Laser efficient truing and rotary precision dressing of concave-surface coarse-grained diamond grinding tools

Abstract

This study addresses the challenges associated with internal dimension and profile accuracy in the profiling of concave-surface coarse-grained diamond grinding tools, with a particular focus on solving the problems of thermal damage during laser truing and the significant wear and inefficiency associated with rotary dressing. A novel combination method of non-deflection laser rough truing, deflection laser semi-precision truing and rotary precision dressing was proposed.

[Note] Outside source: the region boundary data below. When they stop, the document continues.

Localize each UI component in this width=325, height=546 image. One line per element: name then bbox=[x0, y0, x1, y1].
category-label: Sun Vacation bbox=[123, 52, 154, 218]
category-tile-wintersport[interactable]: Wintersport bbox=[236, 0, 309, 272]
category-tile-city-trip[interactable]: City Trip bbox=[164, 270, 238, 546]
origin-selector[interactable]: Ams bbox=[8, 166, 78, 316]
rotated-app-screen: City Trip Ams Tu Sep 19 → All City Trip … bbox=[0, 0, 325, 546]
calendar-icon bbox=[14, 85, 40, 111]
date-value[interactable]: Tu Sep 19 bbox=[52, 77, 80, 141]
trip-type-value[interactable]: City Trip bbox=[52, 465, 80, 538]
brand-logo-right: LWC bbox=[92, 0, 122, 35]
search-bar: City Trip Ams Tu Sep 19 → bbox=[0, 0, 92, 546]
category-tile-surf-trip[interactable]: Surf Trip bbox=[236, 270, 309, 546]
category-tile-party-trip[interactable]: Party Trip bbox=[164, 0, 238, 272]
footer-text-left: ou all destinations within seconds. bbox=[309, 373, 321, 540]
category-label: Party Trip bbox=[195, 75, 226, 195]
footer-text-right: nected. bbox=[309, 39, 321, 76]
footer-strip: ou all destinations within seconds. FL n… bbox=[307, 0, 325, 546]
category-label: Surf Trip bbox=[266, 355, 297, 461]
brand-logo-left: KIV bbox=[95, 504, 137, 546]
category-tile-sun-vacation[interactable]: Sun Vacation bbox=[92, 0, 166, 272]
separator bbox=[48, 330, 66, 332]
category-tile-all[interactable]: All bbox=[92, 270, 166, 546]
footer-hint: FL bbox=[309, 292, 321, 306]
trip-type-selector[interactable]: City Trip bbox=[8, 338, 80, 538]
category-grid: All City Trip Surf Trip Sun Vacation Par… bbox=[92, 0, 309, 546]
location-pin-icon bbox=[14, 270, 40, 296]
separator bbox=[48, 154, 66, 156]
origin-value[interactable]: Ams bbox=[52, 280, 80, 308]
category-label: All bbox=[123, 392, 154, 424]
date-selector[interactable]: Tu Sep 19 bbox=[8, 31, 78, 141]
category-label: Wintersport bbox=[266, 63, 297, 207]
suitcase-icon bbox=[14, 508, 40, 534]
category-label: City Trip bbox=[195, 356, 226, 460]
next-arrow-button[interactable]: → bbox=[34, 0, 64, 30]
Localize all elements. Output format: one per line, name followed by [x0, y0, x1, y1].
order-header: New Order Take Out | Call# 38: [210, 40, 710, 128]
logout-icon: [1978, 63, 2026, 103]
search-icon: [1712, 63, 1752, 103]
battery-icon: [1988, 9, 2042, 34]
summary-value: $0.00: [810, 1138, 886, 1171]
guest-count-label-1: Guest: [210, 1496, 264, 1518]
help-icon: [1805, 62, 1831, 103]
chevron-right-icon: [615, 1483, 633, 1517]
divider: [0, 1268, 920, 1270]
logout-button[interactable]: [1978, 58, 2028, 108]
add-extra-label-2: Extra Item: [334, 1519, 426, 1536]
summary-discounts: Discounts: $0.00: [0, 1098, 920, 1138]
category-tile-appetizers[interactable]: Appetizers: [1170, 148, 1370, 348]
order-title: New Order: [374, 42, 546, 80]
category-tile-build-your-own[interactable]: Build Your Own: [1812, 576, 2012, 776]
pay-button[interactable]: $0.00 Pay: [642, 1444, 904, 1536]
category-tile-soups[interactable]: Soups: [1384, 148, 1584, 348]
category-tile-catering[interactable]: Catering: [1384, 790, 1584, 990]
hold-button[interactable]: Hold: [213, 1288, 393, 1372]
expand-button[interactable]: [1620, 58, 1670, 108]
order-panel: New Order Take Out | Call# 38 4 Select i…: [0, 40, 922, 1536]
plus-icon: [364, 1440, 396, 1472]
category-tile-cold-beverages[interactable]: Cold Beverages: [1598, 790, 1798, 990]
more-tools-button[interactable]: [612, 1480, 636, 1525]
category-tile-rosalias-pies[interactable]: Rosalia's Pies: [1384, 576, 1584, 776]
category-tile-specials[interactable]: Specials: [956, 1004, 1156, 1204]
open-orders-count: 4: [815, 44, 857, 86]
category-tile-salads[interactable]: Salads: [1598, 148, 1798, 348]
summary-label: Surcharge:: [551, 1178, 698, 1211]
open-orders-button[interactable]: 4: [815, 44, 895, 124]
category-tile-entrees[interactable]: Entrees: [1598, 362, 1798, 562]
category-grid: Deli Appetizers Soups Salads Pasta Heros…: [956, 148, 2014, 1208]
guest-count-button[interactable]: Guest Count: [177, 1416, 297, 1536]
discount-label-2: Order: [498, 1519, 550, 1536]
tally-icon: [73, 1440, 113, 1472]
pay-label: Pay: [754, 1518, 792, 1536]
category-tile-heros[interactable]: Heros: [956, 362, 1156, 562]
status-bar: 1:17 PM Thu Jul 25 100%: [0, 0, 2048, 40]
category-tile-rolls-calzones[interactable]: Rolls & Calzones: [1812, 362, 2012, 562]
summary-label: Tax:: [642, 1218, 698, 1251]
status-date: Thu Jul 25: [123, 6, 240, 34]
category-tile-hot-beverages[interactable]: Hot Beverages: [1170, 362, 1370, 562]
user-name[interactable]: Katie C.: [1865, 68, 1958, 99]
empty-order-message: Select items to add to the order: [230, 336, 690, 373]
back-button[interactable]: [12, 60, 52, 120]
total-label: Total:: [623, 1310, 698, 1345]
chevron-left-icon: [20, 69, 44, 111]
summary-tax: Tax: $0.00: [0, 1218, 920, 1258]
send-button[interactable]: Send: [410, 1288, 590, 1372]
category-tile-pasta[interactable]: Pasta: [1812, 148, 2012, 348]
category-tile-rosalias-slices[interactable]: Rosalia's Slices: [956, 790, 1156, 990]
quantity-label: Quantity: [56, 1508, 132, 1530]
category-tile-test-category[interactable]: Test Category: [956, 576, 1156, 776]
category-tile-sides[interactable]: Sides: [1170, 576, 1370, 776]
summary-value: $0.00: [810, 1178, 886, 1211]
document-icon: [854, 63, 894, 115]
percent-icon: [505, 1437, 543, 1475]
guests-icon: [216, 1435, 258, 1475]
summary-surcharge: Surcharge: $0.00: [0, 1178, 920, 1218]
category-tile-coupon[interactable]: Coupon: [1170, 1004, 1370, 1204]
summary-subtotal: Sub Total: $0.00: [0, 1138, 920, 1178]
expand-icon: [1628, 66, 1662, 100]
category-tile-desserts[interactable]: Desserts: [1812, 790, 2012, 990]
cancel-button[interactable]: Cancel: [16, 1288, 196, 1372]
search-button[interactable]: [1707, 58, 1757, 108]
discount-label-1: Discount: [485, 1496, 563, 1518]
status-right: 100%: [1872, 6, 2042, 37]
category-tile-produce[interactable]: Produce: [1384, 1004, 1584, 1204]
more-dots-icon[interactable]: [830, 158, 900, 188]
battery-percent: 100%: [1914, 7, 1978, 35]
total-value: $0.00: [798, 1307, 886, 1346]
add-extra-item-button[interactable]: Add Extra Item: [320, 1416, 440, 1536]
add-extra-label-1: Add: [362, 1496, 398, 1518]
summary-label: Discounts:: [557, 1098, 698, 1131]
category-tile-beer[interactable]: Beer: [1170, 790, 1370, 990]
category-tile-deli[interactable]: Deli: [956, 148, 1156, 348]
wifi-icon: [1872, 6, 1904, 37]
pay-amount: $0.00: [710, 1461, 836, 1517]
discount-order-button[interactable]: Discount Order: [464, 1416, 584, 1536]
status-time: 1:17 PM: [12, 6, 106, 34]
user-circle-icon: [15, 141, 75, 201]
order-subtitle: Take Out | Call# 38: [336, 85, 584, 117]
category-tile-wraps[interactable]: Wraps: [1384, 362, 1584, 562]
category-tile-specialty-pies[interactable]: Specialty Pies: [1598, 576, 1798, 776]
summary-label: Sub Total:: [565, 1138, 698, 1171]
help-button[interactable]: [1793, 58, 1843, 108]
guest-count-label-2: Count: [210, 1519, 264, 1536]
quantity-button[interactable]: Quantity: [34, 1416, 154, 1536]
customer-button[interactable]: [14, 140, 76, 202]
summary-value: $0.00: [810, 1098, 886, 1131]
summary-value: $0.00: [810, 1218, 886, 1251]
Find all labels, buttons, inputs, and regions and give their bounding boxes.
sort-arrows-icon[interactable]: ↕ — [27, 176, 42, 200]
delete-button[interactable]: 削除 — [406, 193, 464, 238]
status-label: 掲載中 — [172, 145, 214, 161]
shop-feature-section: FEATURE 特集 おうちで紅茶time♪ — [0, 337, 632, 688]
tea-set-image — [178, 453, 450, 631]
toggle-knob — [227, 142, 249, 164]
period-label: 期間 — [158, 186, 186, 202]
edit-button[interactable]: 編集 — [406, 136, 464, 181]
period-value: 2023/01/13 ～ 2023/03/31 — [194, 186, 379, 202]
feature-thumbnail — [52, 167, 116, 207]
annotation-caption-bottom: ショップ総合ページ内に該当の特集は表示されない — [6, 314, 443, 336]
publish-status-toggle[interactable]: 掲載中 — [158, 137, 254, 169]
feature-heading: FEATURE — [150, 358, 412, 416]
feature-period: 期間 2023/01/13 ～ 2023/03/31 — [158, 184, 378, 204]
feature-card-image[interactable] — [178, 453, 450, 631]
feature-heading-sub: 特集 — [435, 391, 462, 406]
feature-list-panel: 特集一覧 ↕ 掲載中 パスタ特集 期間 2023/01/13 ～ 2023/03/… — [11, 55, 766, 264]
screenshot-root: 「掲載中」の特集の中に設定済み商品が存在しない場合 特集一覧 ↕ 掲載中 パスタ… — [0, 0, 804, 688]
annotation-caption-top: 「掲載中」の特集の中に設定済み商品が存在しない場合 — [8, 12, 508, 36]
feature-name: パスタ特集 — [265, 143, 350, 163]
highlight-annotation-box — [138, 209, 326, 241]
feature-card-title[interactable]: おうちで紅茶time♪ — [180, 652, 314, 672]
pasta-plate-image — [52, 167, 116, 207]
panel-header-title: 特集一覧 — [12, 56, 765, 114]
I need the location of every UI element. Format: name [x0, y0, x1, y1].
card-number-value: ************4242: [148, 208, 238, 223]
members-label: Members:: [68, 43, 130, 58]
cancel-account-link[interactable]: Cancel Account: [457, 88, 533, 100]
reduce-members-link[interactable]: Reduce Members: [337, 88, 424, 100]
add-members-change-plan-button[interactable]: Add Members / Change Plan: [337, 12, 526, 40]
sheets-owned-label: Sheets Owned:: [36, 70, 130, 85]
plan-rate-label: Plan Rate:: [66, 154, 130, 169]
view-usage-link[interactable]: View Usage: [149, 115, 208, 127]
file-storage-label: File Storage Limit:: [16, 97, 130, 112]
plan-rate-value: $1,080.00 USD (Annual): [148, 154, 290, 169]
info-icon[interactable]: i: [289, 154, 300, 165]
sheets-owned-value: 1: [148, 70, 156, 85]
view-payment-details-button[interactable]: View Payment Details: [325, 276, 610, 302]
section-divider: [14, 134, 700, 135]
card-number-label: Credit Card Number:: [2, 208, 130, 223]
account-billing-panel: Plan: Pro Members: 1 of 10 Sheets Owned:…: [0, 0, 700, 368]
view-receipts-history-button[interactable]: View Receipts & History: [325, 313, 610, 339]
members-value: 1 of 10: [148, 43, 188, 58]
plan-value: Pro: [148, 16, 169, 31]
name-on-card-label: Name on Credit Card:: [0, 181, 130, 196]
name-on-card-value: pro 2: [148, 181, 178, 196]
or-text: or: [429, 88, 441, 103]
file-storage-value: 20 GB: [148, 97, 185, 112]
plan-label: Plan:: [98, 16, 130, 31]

A mathematical model for deflection laser truing has been established for the first time, which is crucial for understanding and optimizing the truing process. Utilizing a grinding wheel intended for oil pipeline cutting tools as a test case, a combination experiment of laser truing and rotary dressing was conducted. The material removal and wear mechanisms were thoroughly investigated. The findings indicate that the thickness of the diamond’s graphite layer and the thermal damage layer of the bronze bond is less than 5 µm under the specified laser truing parameters, according to the analysis of the surface and subsurface materials. And rotary dressing effectively removes the thermal damage layer and the graphite layer when adjusted to varying dressing depths. The mathematical model confirms that the deflection laser is effective in compensating the power density loss caused by the contour changes of the grinding wheel. The combination experiment demonstrates that the laser can achieve a controlled material allowance of approximately 10 µm. The thermal damage on the wheel can be eliminated by a rotary dressing allowance of 10 µm. The combination method of laser truing and rotary dressing significantly minimizes tool wear and offers substantial advantages in terms of truing efficiency and dressing accuracy.